Hanahaki I

249 41 19
                                    

"You made flowers grow in my lungs and although they are beautiful, I can't breathe."

-- Rei Tomoya

🦉

Dear Diary ...

London, 17 Januari 2014

Namaku Jennet. Usiaku 15 tahun dan aku sangat suka dengan musik akustik. Namun, ada satu masalah yang melanda diriku. Ah, ini benar-benar sangat menyebalkan sekaligus membuatku malu. Meskipun aku suka musik akustik, tapi ... aku sama sekali tidak bisa memainkannya. Oke, mungkin setelah ini ada dari kalian yang berpikir bahwa ah, karena gadis itu tidak bisa bermain musik, pasti dia jago bernyanyi.

Ketahuilah, kalian salah besar. Aku tidak bisa bernyanyi. Suaraku jelek. Saking jeleknya, ketika aku berteriak maka kaca jendela milik tetanggaku bisa pecah berkeping-keping. Setelahnya? Tentu aku dimarahi. Orang-orang di kompleks perumahan Bougenvillia sudah hapal betul dengan suara emas yang kumiliki. Huft, bahkan pernah suatu hari guru seni di sekolahku melarangku bernyanyi ketika ada tes musik.

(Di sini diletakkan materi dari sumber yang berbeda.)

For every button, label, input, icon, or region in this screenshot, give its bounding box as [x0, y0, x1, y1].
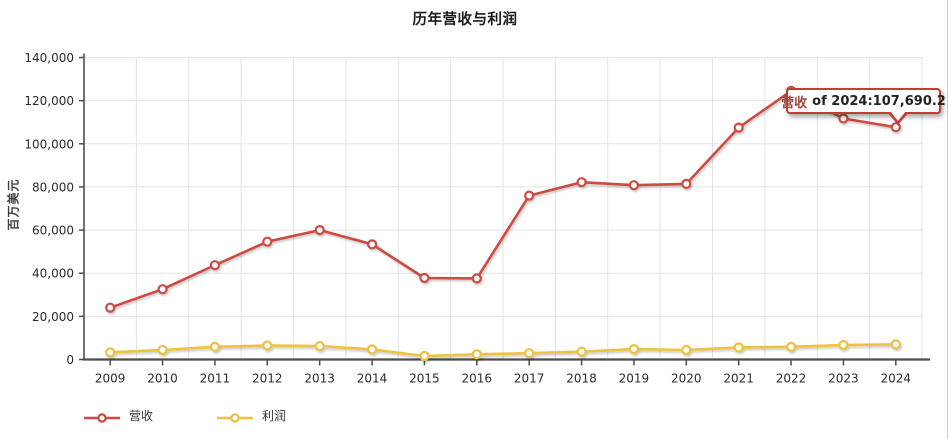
chart-title: 历年营收与利润	[412, 12, 518, 28]
data-point[interactable]	[419, 350, 430, 362]
data-point[interactable]	[105, 302, 116, 313]
x-tick-label: 2023	[828, 372, 859, 386]
x-tick-label: 2019	[619, 372, 650, 386]
data-point[interactable]	[262, 340, 273, 351]
data-point[interactable]	[471, 349, 482, 360]
y-tick-label: 60,000	[32, 224, 74, 238]
x-tick-label: 2018	[566, 372, 597, 386]
x-tick-label: 2024	[881, 372, 912, 386]
legend: 营收 利润	[84, 404, 350, 426]
x-tick-label: 2021	[723, 372, 754, 386]
y-axis-title: 百万美元	[6, 178, 21, 231]
y-tick-label: 100,000	[24, 137, 74, 151]
series-line	[110, 343, 896, 358]
x-tick-label: 2013	[304, 372, 335, 386]
data-point[interactable]	[367, 239, 378, 250]
x-tick-label: 2012	[252, 372, 283, 386]
tooltip-value: of 2024:107,690.2	[812, 93, 946, 109]
x-tick-label: 2020	[671, 372, 702, 386]
y-tick-label: 40,000	[32, 267, 74, 281]
data-point[interactable]	[471, 273, 482, 284]
data-point[interactable]	[681, 178, 692, 189]
x-tick-label: 2009	[95, 372, 126, 386]
data-point[interactable]	[733, 342, 744, 353]
tooltip: 营收 of 2024:107,690.2	[781, 88, 946, 125]
data-point[interactable]	[157, 344, 168, 356]
data-point[interactable]	[733, 122, 744, 133]
data-point[interactable]	[524, 190, 535, 201]
data-point[interactable]	[785, 341, 797, 352]
y-tick-label: 120,000	[24, 94, 74, 108]
data-point[interactable]	[576, 177, 587, 188]
x-tick-label: 2014	[357, 372, 388, 386]
series-line	[109, 89, 897, 309]
y-tick-label: 140,000	[24, 51, 74, 65]
series-营收[interactable]	[105, 85, 901, 313]
x-tick-label: 2016	[462, 372, 493, 386]
data-point[interactable]	[838, 113, 849, 124]
data-point[interactable]	[314, 225, 325, 236]
legend-item-profit[interactable]: 利润	[217, 407, 286, 424]
data-point[interactable]	[681, 344, 692, 356]
series-利润[interactable]	[105, 339, 901, 362]
data-point[interactable]	[838, 339, 849, 351]
x-tick-label: 2011	[200, 372, 231, 386]
data-point[interactable]	[890, 339, 901, 350]
x-tick-label: 2010	[147, 372, 178, 386]
data-point[interactable]	[419, 272, 430, 284]
data-point[interactable]	[157, 284, 168, 295]
x-tick-label: 2017	[514, 372, 545, 386]
y-tick-label: 0	[66, 353, 74, 367]
data-point[interactable]	[262, 236, 273, 247]
data-point[interactable]	[314, 341, 325, 352]
data-point[interactable]	[524, 348, 535, 359]
legend-item-revenue[interactable]: 营收	[84, 407, 153, 424]
y-tick-label: 20,000	[32, 310, 74, 324]
x-tick-label: 2022	[776, 372, 807, 386]
data-point[interactable]	[367, 344, 378, 355]
data-point[interactable]	[209, 260, 220, 271]
data-point[interactable]	[628, 344, 640, 355]
legend-label-profit: 利润	[262, 408, 287, 423]
y-tick-label: 80,000	[32, 180, 74, 194]
tooltip-series-label: 营收	[781, 95, 808, 111]
data-point[interactable]	[105, 347, 116, 358]
x-tick-label: 2015	[409, 372, 440, 386]
revenue-line-marker-icon	[84, 409, 120, 423]
data-point[interactable]	[628, 180, 640, 191]
profit-line-marker-icon	[217, 409, 254, 423]
legend-label-revenue: 营收	[129, 408, 154, 423]
data-point[interactable]	[209, 341, 220, 352]
data-point[interactable]	[576, 346, 587, 357]
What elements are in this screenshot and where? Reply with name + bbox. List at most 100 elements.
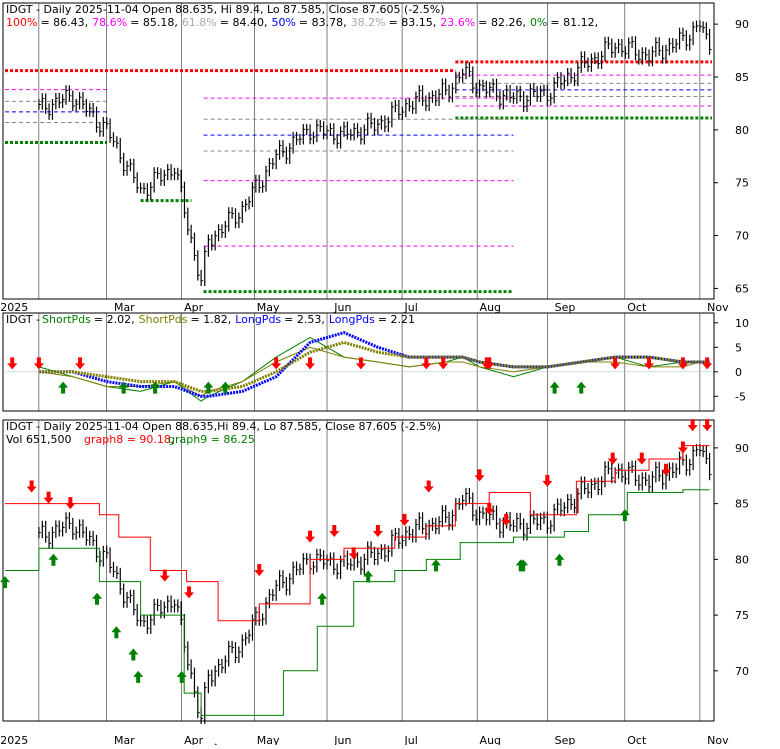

"Hei, Jennet! Melamunkan suara jelekmu, lagi?" Seorang pemuda berambut hitam melompat masuk ke jendela kamarku. Kulitnya yang khas orang Asia itu membuatku sadar, siapakah yang baru saja menerobos masuk rumahku.

"Rei, lagi-lagi kau tahu apa yang kupikirkan, ya?" cibirku miris. Kini, pandanganku menatap sesosok pemuda jangkung dengan netra sipit yang tengah mengelus-elus permukaan mengkilap dari ukulele barunya.

Aku mendelik sebal ke arahnya lalu berkata, "Ceritanya mau pamer, nih?"

"Wah, kau benar-benar tahu apa yang kupikirkan, ya? Hahaha!" Pemuda Asia itu---Rei---langsung tertawa terbahak melihat reaksiku. Entahlah, setiap kali aku menunjukkan raut sebalku kepadanya, pemuda gila itu akan langsung menganggapnya sebagai bahan tertawaan.

Hari-hari kami selalu berlalu seperti ini. Setelah menelepon ibuku, Rei akan masuk lewat jendela kamarku sambil membawa sebuah gitar ataupun ukulele. Kemudian dia akan mulai meledekku dan entah sejak kapan mulai memainkan sebuah lagu untukku. Ah, benar. Memang selalu seperti ini tetapi, entah kenapa aku tidak pernah merasa bosan.

Rei Tomoya namanya. Sahabat karibku sejak kecil. Aku tidak ingat kapan dan di mana kami bertemu sampai pada akhirnya dapat menjalin sebuah ikatan persahabatan. Semua memori itu tertutup oleh bagian putih menyilaukan yang bersumber dari kehangatan dan kegembiraan yang selalu Rei berikan. Ah, dia sahabatku yang terbaik.

"Hari ini mau lagu apa?" tanya Rei kepadaku. Jemarinya sibuk menyetel senar-senar tipis ukulelenya yang sama sekali tidak dapat kupahami.

"Um, Count On Me," jawabku.

"Baiklah, sesuai permintaanmu, Tuan Putri!" ujar Rei menyetujui permintaanku. Bibirnya tersungging dengan manis seperti biasa. Kemudian jemari kirinya mulai membentuk kunci-kunci yang tak kupahami sedangkan jemari kanannya mulai bergerak naik turun memainkan senar.

If you ever find yourself stuck in the middle of the sea,
I'll sail the world to find you
If you ever find yourself lost in the dark and you can't see,
I'll be the light to guide you

Ah, sial. Lagi-lagi jika Rei sudah bernyanyi seperti saat ini, secara perlahan aku akan langsung terlarut dalam suaranya. Hatiku bermelodi di antara nada-nada yang keluar dari ukulele milik Rei. Sungguh, aku paling suka jika Rei sudah di mode seperti ini. Benar-benar begitu tenang. Berbeda ketika dia sudah kembali ke mode normalnya, pecicilan dan sama sekali tidak bisa diam. Aku heran, dengan bakat seperti itu, kenapa Rei tidak ikut band sekolah saja, ya?

Huft, mungkin akan kutanyakan suatu hari nanti.